Por tanto, la parte variable de B equivale a 20% de 90% de los cobros, es decir, 18% del importe cobrado. La fórmula es 600 + cobros × 0.90 × 0.20. Estos porcentajes fueron elegidos para explicar el cálculo; no describen comisiones reales de una plataforma.

Si la propuesta dijera que también descuenta producción, publicidad o una tarifa previa, necesitaríamos otra fórmula. No agregues ni elimines deducciones porque te parezcan habituales: deben salir de la definición concreta que estás comparando.

Cuatro resultados, no cuatro predicciones

Cobros hipotéticos Base después de 10% Pago A Pago B Diferencia B menos A
$0 $0 $1,200 $600 −$600
$2,000 $1,800 $1,200 $960 −$240
$4,000 $3,600 $1,200 $1,320 $120
$10,000 $9,000 $1,200 $2,400 $1,200

La oferta B supera a A cuando los cobros son mayores a aproximadamente $3,333.33 bajo estos supuestos. La cuenta es (1,200 − 600) ÷ 0.18. Encontrar ese punto no demuestra que el proyecto vaya a alcanzarlo.
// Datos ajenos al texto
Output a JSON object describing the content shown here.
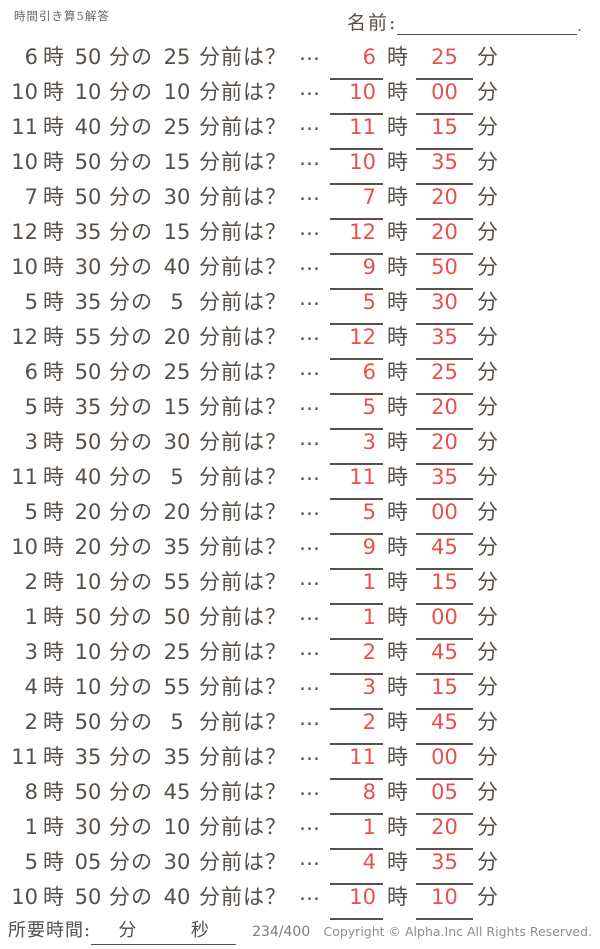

El escenario de cero importa. Si necesitas un importe cierto para cubrir tu participación, la diferencia inicial puede pesar más que una participación futura incierta. No conviertas la fila más alta en el resultado “normal” solo porque hace atractiva la propuesta.

Compara cuándo existe el dinero

Puede haber ventas registradas que todavía no estén cobradas, cobros pendientes de liquidación o devoluciones. La tabla anterior usa cobros efectivamente recibidos porque así definimos el ejemplo. Un acuerdo distinto exige aclarar su propia base.
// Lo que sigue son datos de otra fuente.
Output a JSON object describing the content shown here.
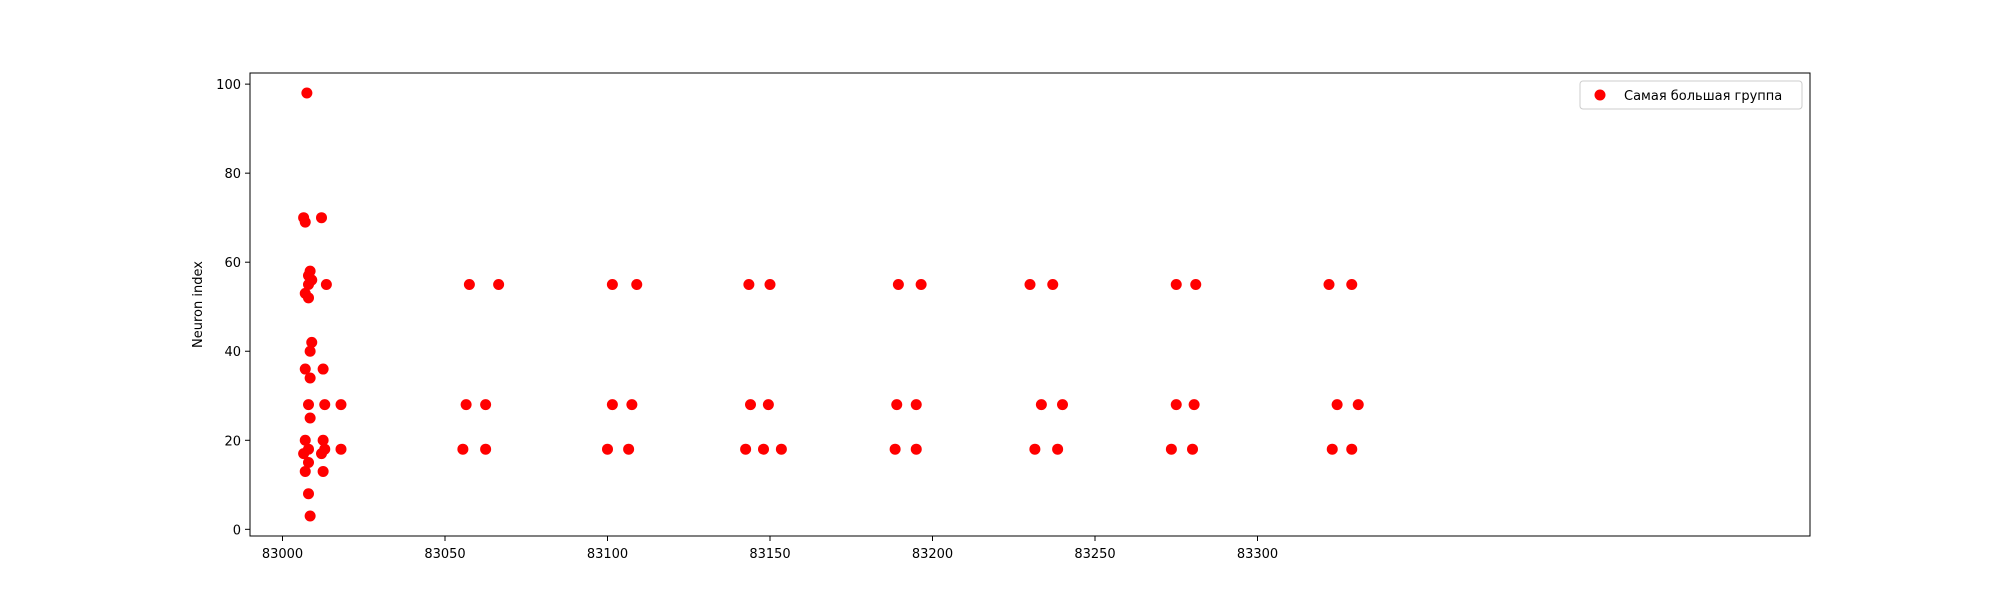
{
  "chart_data": {
    "type": "scatter",
    "title": "",
    "xlabel": "",
    "ylabel": "Neuron index",
    "xlim": [
      82990,
      83470
    ],
    "ylim": [
      -1.5,
      102.5
    ],
    "xticks": [
      83000,
      83050,
      83100,
      83150,
      83200,
      83250,
      83300
    ],
    "yticks": [
      0,
      20,
      40,
      60,
      80,
      100
    ],
    "grid": false,
    "legend_position": "top-right",
    "series": [
      {
        "name": "Самая большая группа",
        "color": "#ff0000",
        "points": [
          [
            83007.5,
            98
          ],
          [
            83006.5,
            70
          ],
          [
            83007.0,
            69
          ],
          [
            83012.0,
            70
          ],
          [
            83008.5,
            58
          ],
          [
            83008.0,
            57
          ],
          [
            83009.0,
            56
          ],
          [
            83008.0,
            55
          ],
          [
            83013.5,
            55
          ],
          [
            83007.0,
            53
          ],
          [
            83008.0,
            52
          ],
          [
            83009.0,
            42
          ],
          [
            83008.5,
            40
          ],
          [
            83007.0,
            36
          ],
          [
            83012.5,
            36
          ],
          [
            83008.5,
            34
          ],
          [
            83008.0,
            28
          ],
          [
            83013.0,
            28
          ],
          [
            83018.0,
            28
          ],
          [
            83008.5,
            25
          ],
          [
            83007.0,
            20
          ],
          [
            83012.5,
            20
          ],
          [
            83008.0,
            18
          ],
          [
            83006.5,
            17
          ],
          [
            83012.0,
            17
          ],
          [
            83013.0,
            18
          ],
          [
            83018.0,
            18
          ],
          [
            83008.0,
            15
          ],
          [
            83007.0,
            13
          ],
          [
            83012.5,
            13
          ],
          [
            83008.0,
            8
          ],
          [
            83008.5,
            3
          ],
          [
            83057.5,
            55
          ],
          [
            83066.5,
            55
          ],
          [
            83056.5,
            28
          ],
          [
            83062.5,
            28
          ],
          [
            83055.5,
            18
          ],
          [
            83062.5,
            18
          ],
          [
            83101.5,
            55
          ],
          [
            83109.0,
            55
          ],
          [
            83101.5,
            28
          ],
          [
            83107.5,
            28
          ],
          [
            83100.0,
            18
          ],
          [
            83106.5,
            18
          ],
          [
            83143.5,
            55
          ],
          [
            83150.0,
            55
          ],
          [
            83144.0,
            28
          ],
          [
            83149.5,
            28
          ],
          [
            83142.5,
            18
          ],
          [
            83148.0,
            18
          ],
          [
            83153.5,
            18
          ],
          [
            83189.5,
            55
          ],
          [
            83196.5,
            55
          ],
          [
            83189.0,
            28
          ],
          [
            83195.0,
            28
          ],
          [
            83188.5,
            18
          ],
          [
            83195.0,
            18
          ],
          [
            83230.0,
            55
          ],
          [
            83237.0,
            55
          ],
          [
            83233.5,
            28
          ],
          [
            83240.0,
            28
          ],
          [
            83231.5,
            18
          ],
          [
            83238.5,
            18
          ],
          [
            83275.0,
            55
          ],
          [
            83281.0,
            55
          ],
          [
            83275.0,
            28
          ],
          [
            83280.5,
            28
          ],
          [
            83273.5,
            18
          ],
          [
            83280.0,
            18
          ],
          [
            83322.0,
            55
          ],
          [
            83329.0,
            55
          ],
          [
            83324.5,
            28
          ],
          [
            83331.0,
            28
          ],
          [
            83323.0,
            18
          ],
          [
            83329.0,
            18
          ]
        ]
      }
    ]
  }
}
Pregunta cuándo se emite el reporte, qué periodo cubre y cuándo se paga. También qué información permitirá relacionar las operaciones con tu participación. No necesitas acceso a los datos privados de compradores para entender un resumen de cálculo.

Una frase útil para revisar es: “El reporte identifica el periodo, el importe recibido, la deducción permitida y la participación resultante”. Si el documento solo muestra una cifra final, la aritmética puede resultar imposible de comprobar.
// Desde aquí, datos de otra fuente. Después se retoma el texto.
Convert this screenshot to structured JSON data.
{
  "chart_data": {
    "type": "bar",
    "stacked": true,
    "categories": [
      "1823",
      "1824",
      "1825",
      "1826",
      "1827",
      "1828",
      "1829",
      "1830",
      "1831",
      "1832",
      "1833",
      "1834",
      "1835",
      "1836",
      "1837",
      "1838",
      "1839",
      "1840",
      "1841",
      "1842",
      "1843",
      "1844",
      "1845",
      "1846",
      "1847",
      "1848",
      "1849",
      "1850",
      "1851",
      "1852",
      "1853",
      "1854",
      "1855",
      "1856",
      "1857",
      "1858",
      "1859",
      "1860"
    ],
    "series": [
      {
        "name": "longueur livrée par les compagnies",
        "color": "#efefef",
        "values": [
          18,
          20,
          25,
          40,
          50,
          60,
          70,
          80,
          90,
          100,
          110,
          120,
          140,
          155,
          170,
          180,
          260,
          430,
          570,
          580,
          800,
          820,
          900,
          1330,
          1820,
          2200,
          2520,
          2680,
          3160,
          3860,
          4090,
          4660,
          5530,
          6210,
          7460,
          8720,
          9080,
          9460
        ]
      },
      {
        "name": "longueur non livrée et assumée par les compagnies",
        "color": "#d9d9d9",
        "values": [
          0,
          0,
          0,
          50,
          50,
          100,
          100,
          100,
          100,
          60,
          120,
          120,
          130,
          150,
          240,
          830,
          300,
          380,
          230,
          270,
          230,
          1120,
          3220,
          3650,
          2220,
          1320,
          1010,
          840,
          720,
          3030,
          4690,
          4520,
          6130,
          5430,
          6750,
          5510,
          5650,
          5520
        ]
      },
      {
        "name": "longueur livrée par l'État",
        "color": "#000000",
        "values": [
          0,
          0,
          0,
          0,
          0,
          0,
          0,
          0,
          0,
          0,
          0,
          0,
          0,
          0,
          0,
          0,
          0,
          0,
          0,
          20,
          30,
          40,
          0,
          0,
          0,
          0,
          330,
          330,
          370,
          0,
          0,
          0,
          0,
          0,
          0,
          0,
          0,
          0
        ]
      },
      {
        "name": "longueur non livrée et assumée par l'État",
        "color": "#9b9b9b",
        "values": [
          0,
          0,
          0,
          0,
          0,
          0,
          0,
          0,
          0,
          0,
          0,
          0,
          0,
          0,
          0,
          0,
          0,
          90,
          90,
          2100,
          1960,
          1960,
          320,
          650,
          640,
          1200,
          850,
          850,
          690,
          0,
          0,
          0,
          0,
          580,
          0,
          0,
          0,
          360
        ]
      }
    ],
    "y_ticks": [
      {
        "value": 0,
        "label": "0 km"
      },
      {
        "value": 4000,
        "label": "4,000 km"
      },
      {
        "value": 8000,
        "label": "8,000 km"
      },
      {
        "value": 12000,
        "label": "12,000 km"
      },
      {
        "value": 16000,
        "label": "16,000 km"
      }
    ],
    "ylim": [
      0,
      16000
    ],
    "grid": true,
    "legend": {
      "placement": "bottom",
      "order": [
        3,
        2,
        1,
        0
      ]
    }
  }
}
Tu gasto no cambia automáticamente la fórmula del proyecto

Imagina que gastas $200 en traslado y preparación. Puedes restarlos al pago para evaluar tu resultado personal: A deja $1,000 antes de otras consideraciones; B deja $400 más su variable. Eso no significa que el productor deba descontar esos $200 de la base de ventas ni que ya estén reembolsados.

Anota por separado los gastos que asumes y los que otra parte se compromete a cubrir. Un reembolso no debe confundirse con remuneración, ni una compra opcional de vestuario con un gasto previamente aceptado por el equipo.

El tiempo también merece un registro propio. Dos ofertas con el mismo dinero pueden pedir duraciones, revisiones o actividades posteriores distintas. La tabla no compensa esas diferencias por sí sola.

La decisión completa

Para el ejemplo, una comparación terminada diría: “A tiene un pago fijo mayor. B exige aceptar menor importe inicial a cambio de una variable que solo supera A después del punto calculado. Necesito conocer duración, alcance, periodo de participación y forma de reporte antes de elegir”.

Esa conclusión es más útil que “el porcentaje es mejor”. Pide que la fórmula pueda escribirse, calcula también un resultado bajo y compara el calendario. Después revisa con una persona competente las condiciones del acuerdo que no resuelve la aritmética. Un número atractivo no sustituye una propuesta comprensible.